Geçen hafta Petrol Ofisi ve Temsa ile birlikte geliştirdiğimiz ‘Emniyet Kemeri Hayat Standardıdır’ adlı sosyal sorumluluk projesinin tanıtım toplantısına Ulaştırma Bakanı Binali Yıldırım da katıldı.
Projeye inanan ve destek veren Bakan Yıldırım, toplantıda bir süre kaldığı İsveç’ten örnekler verdi. Bakan, İsveç’te 8.5 milyon insanın trafik polisi gibi çalıştığını, trafikte hatalı davranışlara tepki gösterdiğini ve polise bildirdiğini söyledi.
Toplantıdan çıktıktan sonra biraz da Bakan Yıldırım’ın gazına gelip, hatalı davranışları gözlemeye başladım. Türkiye’de trafikte hata görmek için çok beklemek gerekmiyor. Kısa bir süre içinde, ticari bir aracın girilmez bir yola girmeye çalıştığını gördüm. Ticari araç sürücüsü, bu ısrarından dolayı akmakta olan trafiği de kilitliyordu. Tam bu sırada iki trafik polisi otosu, önümüzden geçti. Trafiği engelleyen aracı görmelerine rağmen yollarına devam ettiler. Bu sırada Bakan Yıldırım’ın sözleri aklıma geldi: ‘İsveç’te herkes trafik polisi gibi çalışıyor. Trafikte hatalı davranışlara tepki gösterip uyarıyor.’ Ben de kendimi alamadım ve ticari araç sürücüsünü uyardım: ‘Yanlış yapıyorsun, girilmez işaretini görmüyor musun?’.
Bu sözler ağzımdan çıkar çıkmaz asıl yanlışı benim yaptığımı anladım. Çünkü sürücü zaten o yolun girilmez olduğunu biliyordu. Trafik polisi bile sürücüyü uyarmamıştı. Bana ne oluyordu? Ben kimdim ki? Yolun ortasında durdu, camını açıp nazik olmayan bir iki kelime söyledi. Duymamazlığa geldim, yoluma devam ettim. Israrlı olmam halinde ne olacağını tahmin ediyordum. Ulaştırma Bakanı Binali Yıldırım’ın sözünü dinledim. Az kalsın dayak yiyordum.
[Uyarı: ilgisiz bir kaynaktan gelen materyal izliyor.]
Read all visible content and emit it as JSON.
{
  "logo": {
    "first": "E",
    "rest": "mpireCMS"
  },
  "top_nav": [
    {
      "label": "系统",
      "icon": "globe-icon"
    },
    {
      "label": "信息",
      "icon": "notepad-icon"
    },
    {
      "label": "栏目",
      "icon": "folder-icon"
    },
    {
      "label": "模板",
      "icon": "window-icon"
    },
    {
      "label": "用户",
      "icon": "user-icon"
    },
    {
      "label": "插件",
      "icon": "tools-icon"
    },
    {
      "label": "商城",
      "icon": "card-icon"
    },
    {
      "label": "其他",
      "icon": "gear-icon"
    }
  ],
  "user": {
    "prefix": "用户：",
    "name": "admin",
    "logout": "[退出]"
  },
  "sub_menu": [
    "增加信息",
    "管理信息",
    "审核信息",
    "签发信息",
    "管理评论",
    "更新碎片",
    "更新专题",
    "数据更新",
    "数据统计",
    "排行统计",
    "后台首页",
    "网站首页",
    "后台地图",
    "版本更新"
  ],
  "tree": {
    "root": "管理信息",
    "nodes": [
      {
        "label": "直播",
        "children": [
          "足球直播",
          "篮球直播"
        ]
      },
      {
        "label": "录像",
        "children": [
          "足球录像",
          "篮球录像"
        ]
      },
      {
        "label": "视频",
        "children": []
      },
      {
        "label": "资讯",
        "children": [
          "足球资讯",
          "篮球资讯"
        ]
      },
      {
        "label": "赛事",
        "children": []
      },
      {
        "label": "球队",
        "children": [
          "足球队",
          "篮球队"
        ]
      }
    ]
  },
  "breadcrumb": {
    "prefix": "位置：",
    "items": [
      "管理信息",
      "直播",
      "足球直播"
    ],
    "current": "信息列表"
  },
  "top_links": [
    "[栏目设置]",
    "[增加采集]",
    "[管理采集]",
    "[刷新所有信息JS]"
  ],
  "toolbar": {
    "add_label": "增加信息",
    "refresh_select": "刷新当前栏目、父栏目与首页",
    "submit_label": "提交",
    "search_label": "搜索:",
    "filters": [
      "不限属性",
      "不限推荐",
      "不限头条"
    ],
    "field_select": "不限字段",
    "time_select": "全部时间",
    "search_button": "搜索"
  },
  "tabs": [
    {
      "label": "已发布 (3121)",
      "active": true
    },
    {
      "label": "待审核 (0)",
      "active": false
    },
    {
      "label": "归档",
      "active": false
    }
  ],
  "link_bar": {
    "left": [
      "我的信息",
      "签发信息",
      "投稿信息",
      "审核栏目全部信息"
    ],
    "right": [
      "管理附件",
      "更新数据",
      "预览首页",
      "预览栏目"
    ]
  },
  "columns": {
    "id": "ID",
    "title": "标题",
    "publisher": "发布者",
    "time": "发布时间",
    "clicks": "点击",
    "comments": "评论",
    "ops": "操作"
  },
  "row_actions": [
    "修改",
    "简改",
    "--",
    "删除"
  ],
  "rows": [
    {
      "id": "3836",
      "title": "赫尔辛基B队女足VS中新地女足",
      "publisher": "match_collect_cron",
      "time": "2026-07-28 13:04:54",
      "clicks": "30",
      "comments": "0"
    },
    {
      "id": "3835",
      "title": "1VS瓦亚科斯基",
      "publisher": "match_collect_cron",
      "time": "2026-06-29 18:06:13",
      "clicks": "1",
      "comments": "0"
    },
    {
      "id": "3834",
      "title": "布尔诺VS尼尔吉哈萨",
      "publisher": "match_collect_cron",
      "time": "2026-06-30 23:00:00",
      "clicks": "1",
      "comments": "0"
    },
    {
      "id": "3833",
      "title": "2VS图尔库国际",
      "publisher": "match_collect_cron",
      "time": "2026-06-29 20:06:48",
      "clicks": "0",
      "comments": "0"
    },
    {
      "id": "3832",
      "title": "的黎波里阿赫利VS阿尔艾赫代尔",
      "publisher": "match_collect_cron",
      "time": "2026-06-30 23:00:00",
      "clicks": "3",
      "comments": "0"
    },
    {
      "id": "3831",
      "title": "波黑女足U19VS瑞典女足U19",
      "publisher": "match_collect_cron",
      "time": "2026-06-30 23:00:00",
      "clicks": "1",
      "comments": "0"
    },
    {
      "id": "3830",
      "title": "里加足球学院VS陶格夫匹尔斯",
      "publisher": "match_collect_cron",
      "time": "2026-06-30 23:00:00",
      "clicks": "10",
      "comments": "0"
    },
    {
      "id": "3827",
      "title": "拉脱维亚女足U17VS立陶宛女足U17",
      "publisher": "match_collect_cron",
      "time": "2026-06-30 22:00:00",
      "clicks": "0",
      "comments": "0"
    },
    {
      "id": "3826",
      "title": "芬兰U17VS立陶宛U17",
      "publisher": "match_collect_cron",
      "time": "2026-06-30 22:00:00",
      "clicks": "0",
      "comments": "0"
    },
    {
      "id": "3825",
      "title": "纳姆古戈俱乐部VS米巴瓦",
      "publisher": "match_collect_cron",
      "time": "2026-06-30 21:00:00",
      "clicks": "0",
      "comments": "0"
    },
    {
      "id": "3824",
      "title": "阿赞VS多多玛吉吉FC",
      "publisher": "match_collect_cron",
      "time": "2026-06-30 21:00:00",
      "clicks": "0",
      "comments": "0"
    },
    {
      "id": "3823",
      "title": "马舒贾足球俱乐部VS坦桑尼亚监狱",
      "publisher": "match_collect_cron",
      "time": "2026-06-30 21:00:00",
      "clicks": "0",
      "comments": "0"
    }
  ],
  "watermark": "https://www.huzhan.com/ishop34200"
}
Uyarıyı küfür olarak algılıyorlar
Kısa bir süre önce yaşadığım bu olayı Ekonomi Müdürümüz Vahap Munyar’a anlattım. Munyar, olayı ucuz atlattığımı, yaşanmış bir örnekle ortaya koydu. Benim başıma gelen, geçenlerde Turizm Yatırımcıları Derneği eski Başkanı Tavit Köletavitoğlu’nun başına gelmiş.
Ulaştırma Bakanı Binali Yıldırım’ın sözlerinden mi yola çıkmış bilmiyorum, ama trafikte birisini uyarma gafletinde bulunmuş. Ters yola giren bir aracın sürücüsünü uyaran Köletavitoğlu, sürücünün gazabına uğramış ve hastanelik olmuş. Bu yüzden konuşmacı olarak katılacağı Van’daki bir toplantıya gidememiş. Köletavitoğlu’na geçmiş olsun diliyorum.
Sonuçta, trafikte hata yapanı sözle uyarmak tehlikeli. Çünkü birçok sürücü uyarıyı küfür olarak görüyor. Sanırım ‘Sapkınlık insanın kendi beyninde’ sözü bunu doğruluyor. Bunu yapanlar başkaları hata yaptığında ana avrat küfür ettikleri için, bir başkasının ‘yanlış yapıyorsun’ uyarısını kendilerine küfür edilmiş olarak görüyorlar. Aman dikkat!